Booksmart (2019)

Booksmart is being compared to many films. Superbad and Bridesmaids just to name a few. I feel that no comparison gives this film any justice. Booksmart is it's own thing, and it's a pretty damn good thing. A brand-new classic hang-out movie. Whip smart, really funny and endearing. This is Olivia Wilde's directorial debut. I have one word of advice for you, Olivia. Please keep making movies.
Booksmart is about senior year of high school, and the two most unlikely party crashers, Molly and Amy. Both overachieve in academics and passionately wear their progressive political hearts on their sleeves. They think they have it so good, until they realize that everyone else around them partied just as hard as they studied. The shocking realization sets in that they may have wasted four years of high school by being "not-fun". Even worse, it's the last day of school and graduation is tomorrow.
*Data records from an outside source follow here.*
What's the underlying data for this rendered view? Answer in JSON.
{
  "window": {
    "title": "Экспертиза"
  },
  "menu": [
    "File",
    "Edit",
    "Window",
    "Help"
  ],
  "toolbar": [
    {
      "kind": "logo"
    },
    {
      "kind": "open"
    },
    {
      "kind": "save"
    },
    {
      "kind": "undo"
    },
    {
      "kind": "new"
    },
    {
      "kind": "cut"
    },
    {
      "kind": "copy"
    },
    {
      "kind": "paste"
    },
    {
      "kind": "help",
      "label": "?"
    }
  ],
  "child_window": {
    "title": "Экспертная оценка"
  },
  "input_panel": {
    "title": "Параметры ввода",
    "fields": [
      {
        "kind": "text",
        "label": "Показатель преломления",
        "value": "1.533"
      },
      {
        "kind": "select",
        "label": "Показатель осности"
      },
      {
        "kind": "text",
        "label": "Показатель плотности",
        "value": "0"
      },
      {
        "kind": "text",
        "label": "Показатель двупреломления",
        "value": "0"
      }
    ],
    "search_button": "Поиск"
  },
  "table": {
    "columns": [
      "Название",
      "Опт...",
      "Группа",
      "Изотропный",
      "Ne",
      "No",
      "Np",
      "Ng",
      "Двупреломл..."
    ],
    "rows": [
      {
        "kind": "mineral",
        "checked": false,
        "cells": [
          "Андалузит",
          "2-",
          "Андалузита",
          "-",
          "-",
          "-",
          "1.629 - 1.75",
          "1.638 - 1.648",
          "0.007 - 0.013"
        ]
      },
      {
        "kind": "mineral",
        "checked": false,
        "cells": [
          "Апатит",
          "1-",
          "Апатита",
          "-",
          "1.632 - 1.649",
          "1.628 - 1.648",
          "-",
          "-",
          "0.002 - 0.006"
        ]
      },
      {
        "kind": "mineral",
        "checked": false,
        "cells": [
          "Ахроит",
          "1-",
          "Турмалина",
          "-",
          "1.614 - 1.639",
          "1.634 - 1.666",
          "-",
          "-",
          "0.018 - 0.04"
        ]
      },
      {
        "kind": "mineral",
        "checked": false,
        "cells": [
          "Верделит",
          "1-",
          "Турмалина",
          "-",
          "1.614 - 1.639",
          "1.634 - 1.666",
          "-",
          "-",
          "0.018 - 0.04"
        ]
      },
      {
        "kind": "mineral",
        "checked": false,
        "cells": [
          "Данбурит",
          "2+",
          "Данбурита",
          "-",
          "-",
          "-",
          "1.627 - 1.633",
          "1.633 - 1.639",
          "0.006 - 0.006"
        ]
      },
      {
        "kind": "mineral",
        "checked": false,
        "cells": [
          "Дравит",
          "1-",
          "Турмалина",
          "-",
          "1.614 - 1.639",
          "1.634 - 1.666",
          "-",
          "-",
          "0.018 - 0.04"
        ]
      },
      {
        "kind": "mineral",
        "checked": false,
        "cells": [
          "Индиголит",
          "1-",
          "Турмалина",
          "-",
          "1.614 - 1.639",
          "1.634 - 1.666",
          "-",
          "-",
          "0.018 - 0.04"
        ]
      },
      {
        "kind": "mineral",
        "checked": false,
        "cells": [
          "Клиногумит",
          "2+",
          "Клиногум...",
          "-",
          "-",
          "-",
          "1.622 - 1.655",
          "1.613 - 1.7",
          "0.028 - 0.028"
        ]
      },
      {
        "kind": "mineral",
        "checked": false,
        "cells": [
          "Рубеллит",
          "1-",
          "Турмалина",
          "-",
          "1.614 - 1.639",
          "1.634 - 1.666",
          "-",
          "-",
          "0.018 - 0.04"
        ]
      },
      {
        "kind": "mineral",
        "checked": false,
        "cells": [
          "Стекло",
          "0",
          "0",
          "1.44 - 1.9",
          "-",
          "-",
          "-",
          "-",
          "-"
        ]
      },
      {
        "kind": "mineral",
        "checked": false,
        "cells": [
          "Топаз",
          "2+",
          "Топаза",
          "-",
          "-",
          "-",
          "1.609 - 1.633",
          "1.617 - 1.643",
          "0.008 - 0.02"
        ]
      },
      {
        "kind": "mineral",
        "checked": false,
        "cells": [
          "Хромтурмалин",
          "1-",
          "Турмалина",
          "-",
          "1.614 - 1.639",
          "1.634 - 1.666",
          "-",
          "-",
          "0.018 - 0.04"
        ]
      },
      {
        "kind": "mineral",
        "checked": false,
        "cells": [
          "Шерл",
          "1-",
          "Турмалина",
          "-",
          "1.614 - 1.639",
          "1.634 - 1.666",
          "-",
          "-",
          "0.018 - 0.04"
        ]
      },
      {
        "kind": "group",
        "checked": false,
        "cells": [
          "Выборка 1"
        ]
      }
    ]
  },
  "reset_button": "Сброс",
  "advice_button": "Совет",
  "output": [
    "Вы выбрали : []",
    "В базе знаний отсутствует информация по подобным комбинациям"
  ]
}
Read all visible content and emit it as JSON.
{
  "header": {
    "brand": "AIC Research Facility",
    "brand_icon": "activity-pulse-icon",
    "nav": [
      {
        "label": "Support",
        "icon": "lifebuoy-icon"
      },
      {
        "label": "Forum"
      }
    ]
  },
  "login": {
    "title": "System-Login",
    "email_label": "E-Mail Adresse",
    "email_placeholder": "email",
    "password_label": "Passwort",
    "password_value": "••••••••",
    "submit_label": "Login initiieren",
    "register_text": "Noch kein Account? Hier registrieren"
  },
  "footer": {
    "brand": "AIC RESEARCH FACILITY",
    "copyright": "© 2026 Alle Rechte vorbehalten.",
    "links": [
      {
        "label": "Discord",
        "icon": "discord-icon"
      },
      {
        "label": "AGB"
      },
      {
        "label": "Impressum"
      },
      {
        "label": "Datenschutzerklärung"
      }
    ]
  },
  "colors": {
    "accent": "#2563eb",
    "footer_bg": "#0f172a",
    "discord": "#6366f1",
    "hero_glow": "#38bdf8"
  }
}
Molly and Amy form a pact, that on this night, they party as hard as they can before graduation to prove to the world that they can get down as hard as the rest of the class.
Chaos ensues. A wild night filled with memories they will never forget, if those memories include robbing a Pizza boy who happens to be a serial killer on the run, and tripping balls on drugged up strawberries resulting in a bad trip where the girls turn into Barbie dolls. No joke is too overdone, or too gross, or too raunchy. But theres too many of them to count. Booksmart throws so many ideas at the wall, and all of them stick. Why does it all work so well? Well, not only do we have a naturally gifted director in Olivia Wilde (given her mother, could be genetics) and an ingeniously clever script written by four brilliant ladies, but also because the entire array of characters, every last one of them, are three dimensional and fully realized in their own special ways. I fell in love with all of them. The privileged rich kid with a heart of gold, the flirty young teacher, Amy's dorky parents, the pseudo-hipster principal (Sudeikis), the Drama school power couple, and so many more. All are familiar people you might know, and thankfully, none of them are sidelined or relegated to simple cheap shots or stereotypes. Wilde treats them all as equals, and has affection for them. They all bring Booksmart together, within a wonderful, goofy universe that ultimately teaches our two main characters to not be so judgmental and uptight. In the end, Molly and Amy find the healthy balance between hard work and good fun, and all the while, spending time with people they thought they were too good for. Booksmart's moral is quite simple. Loosen up. Guaranteed, it will loosen you up.